S’engager dans ce type de travail éducatif n’est pas exempt de controverse. Cependant, l’utilisation d’activités commémoratives comme point de départ pour étudier les conflits à l’aide de la pensée historique n’est ni propagandiste ni hagiographique. Nous ne devrions pas éviter l’utilisation de contenu familier lié, par exemple, à l'histoire militaire. Nous devrions plutôt présenter ce contenu comme une porte d’entrée qui vise à encourager l’étudiant à fouiller plus profondément ce qui peut sembler familier à première vue.

Les enseignants ayant peu de connaissances en histoire militaire se tournent souvent vers les ressources éducatives développées par des groupes tels que la Vimy Ridge Foundation dont le mandat est commémoratif et non uniquement historique. Plutôt que de nier la légitimité de ce genre d'initiative commémorative, nous pouvons les utiliser pour introduire des questions critiques à l’étude de la guerre.

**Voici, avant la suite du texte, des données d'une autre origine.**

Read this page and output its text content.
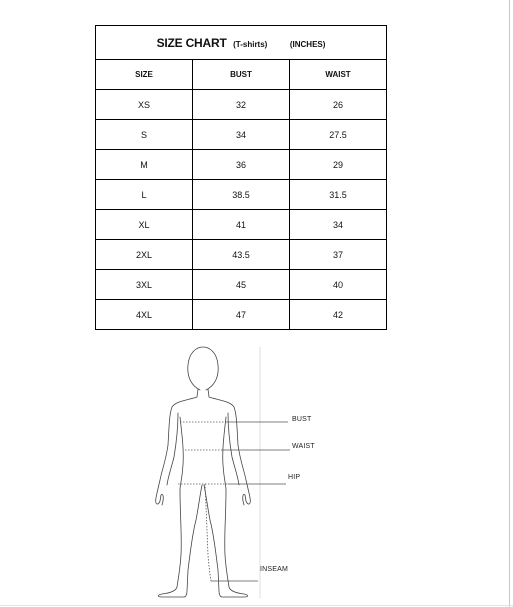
SIZE CHART (T-shirts) (INCHES)		
SIZE	BUST	WAIST
XS	32	26
S	34	27.5
M	36	29
L	38.5	31.5
XL	41	34
2XL	43.5	37
3XL	45	40
4XL	47	42
BUST
WAIST
HIP
INSEAM
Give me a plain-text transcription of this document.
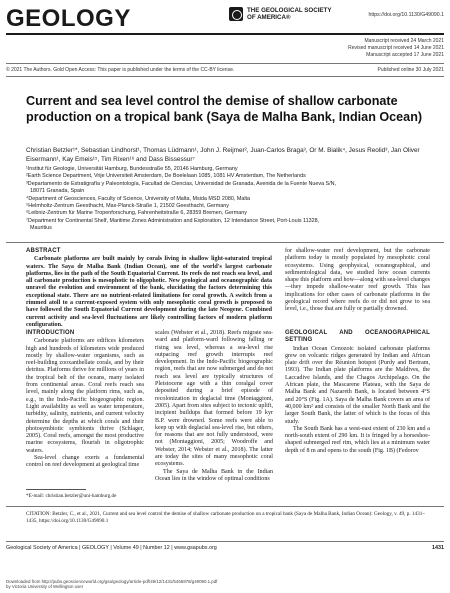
GEOLOGY	THE GEOLOGICAL SOCIETY
OF AMERICA®	https://doi.org/10.1130/G49090.1
Manuscript received 24 March 2021
Revised manuscript received 14 June 2021
Manuscript accepted 17 June 2021
© 2021 The Authors. Gold Open Access: This paper is published under the terms of the CC-BY license.	Published online 30 July 2021
Current and sea level control the demise of shallow carbonate production on a tropical bank (Saya de Malha Bank, Indian Ocean)
Christian Betzler¹*, Sebastian Lindhorst¹, Thomas Lüdmann¹, John J. Reijmer², Juan-Carlos Braga³, Or M. Bialik⁴, Jesus Reolid³, Jan Oliver Eisermann¹, Kay Emeis¹⁵, Tim Rixen¹⁶ and Dass Bissessur⁷
¹Institut für Geologie, Universität Hamburg, Bundesstraße 55, 20146 Hamburg, Germany
²Earth Science Department, Vrije Universiteit Amsterdam, De Boelelaan 1085, 1081 HV Amsterdam, The Netherlands
³Departamento de Estratigrafía y Paleontología, Facultad de Ciencias, Universidad de Granada, Avenida de la Fuente Nueva S/N,
18071 Granada, Spain
⁴Department of Geosciences, Faculty of Science, University of Malta, Msida MSD 2080, Malta
⁵Helmholtz-Zentrum Geesthacht, Max-Planck-Straße 1, 21502 Geesthacht, Germany
⁶Leibniz-Zentrum für Marine Tropenforschung, Fahrenheitstraße 6, 28359 Bremen, Germany
⁷Department for Continental Shelf, Maritime Zones Administration and Exploration, 12 Intendance Street, Port-Louis 11328,
Mauritius
ABSTRACT

Carbonate platforms are built mainly by corals living in shallow light-saturated tropical waters. The Saya de Malha Bank (Indian Ocean), one of the world's largest carbonate platforms, lies in the path of the South Equatorial Current. Its reefs do not reach sea level, and all carbonate production is mesophotic to oligophotic. New geological and oceanographic data unravel the evolution and environment of the bank, elucidating the factors determining this exceptional state. There are no nutrient-related limitations for coral growth. A switch from a rimmed atoll to a current-exposed system with only mesophotic coral growth is proposed to have followed the South Equatorial Current development during the late Neogene. Combined current activity and sea-level fluctuations are likely controlling factors of modern platform configuration.

for shallow-water reef development, but the carbonate platform today is mostly populated by mesophotic coral ecosystems. Using geophysical, oceanographical, and sedimentological data, we studied how ocean currents shape this platform and how—along with sea-level changes—they impede shallow-water reef growth. This has implications for other cases of carbonate platforms in the geological record where reefs do or did not grow to sea level, i.e., those that are fully or partially drowned.

INTRODUCTION

Carbonate platforms are edifices kilometers high and hundreds of kilometers wide produced mostly by shallow-water organisms, such as reef-building zooxanthellate corals, and by their detritus. Platforms thrive for millions of years in the tropical belt of the oceans, many isolated from continental areas. Coral reefs reach sea level, mainly along the platform rims, such as, e.g., in the Indo-Pacific biogeographic region. Light availability as well as water temperature, turbidity, salinity, nutrients, and current velocity determine the depths at which corals and their photosymbiotic symbionts thrive (Schlager, 2005). Coral reefs, amongst the most productive marine ecosystems, flourish in oligotrophic waters.

Sea-level change exerts a fundamental control on reef development at geological time

scales (Webster et al., 2018). Reefs migrate sea-ward and platform-ward following falling or rising sea level, whereas a sea-level rise outpacing reef growth interrupts reef development. In the Indo-Pacific biogeographic region, reefs that are now submerged and do not reach sea level are typically structures of Pleistocene age with a thin coralgal cover deposited during a brief episode of recolonization in deglacial time (Montaggioni, 2005). Apart from sites subject to tectonic uplift, incipient buildups that formed before 19 kyr B.P. were drowned. Some reefs were able to keep up with deglacial sea-level rise, but others, for reasons that are not fully understood, were not (Montaggioni, 2005; Woodroffe and Webster, 2014; Webster et al., 2018). The latter are today the sites of many mesophotic coral ecosystems.

The Saya de Malha Bank in the Indian Ocean lies in the window of optimal conditions

GEOLOGICAL AND OCEANOGRAPHICAL SETTING

Indian Ocean Cenozoic isolated carbonate platforms grew on volcanic ridges generated by Indian and African plate drift over the Réunion hotspot (Purdy and Bertram, 1993). The Indian plate platforms are the Maldives, the Laccadive Islands, and the Chagos Archipelago. On the African plate, the Mascarene Plateau, with the Saya de Malha Bank and Nazareth Bank, is located between 4°S and 20°S (Fig. 1A). Saya de Malha Bank covers an area of 40,000 km² and consists of the smaller North Bank and the larger South Bank, the latter of which is the focus of this study.

The South Bank has a west-east extent of 230 km and a north-south extent of 290 km. It is fringed by a horseshoe-shaped submerged reef rim, which lies at a minimum water depth of 8 m and opens to the south (Fig. 1B) (Fedorov

*E-mail: christian.betzler@uni-hamburg.de
CITATION: Betzler, C., et al., 2021, Current and sea level control the demise of shallow carbonate production on a tropical bank (Saya de Malha Bank, Indian Ocean): Geology, v. 49, p. 1431–1435, https://doi.org/10.1130/G49090.1
Geological Society of America | GEOLOGY | Volume 49 | Number 12 | www.gsapubs.org	1431
Downloaded from http://pubs.geoscienceworld.org/gsa/geology/article-pdf/49/12/1431/5465978/g49090.1.pdf
by Victoria University of Wellington user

J’espère que les étudiants et les enseignants qui utilisent les ressources éducatives développées par le projet <<Toll of War>> pourront aller au-delà du langage romancé et de l’imagerie héroïque afin de considérer les questions qui influenceront leurs vies civiques :

·        Quand un objectif militaire devrait-il supplanter un objectif humanitaire?

·        Qu’est-ce qui représente un sacrifice trop important pour être justifiable?

·        Quelle influence le public devrait-il posséder par rapport aux décisions gouvernementales?

·        Comment pouvons-nous comprendre les attitudes et les perceptions de ceux qui sont si différents de nous? Pourquoi est-ce important?

L’étude de la guerre est complexe. Enseigner son importance sans pour autant glorifier les gestes militaires est un exercice délicat. Cependant, nous devons étudier les guerres afin de comprendre le monde qui en a résulté. Les étudiants doivent examiner le contexte sociopolitique des guerres, leurs causes et conséquences et aussi, explorer des questions éthiquement difficiles afin de naviguer dans un monde dont ils sont les héritiers.

Comme éducateurs, nous devons braver la critique afin de permettre la réalisation de ces objectifs et explorer ce qui est vraiment significatif dans nos salles de classe.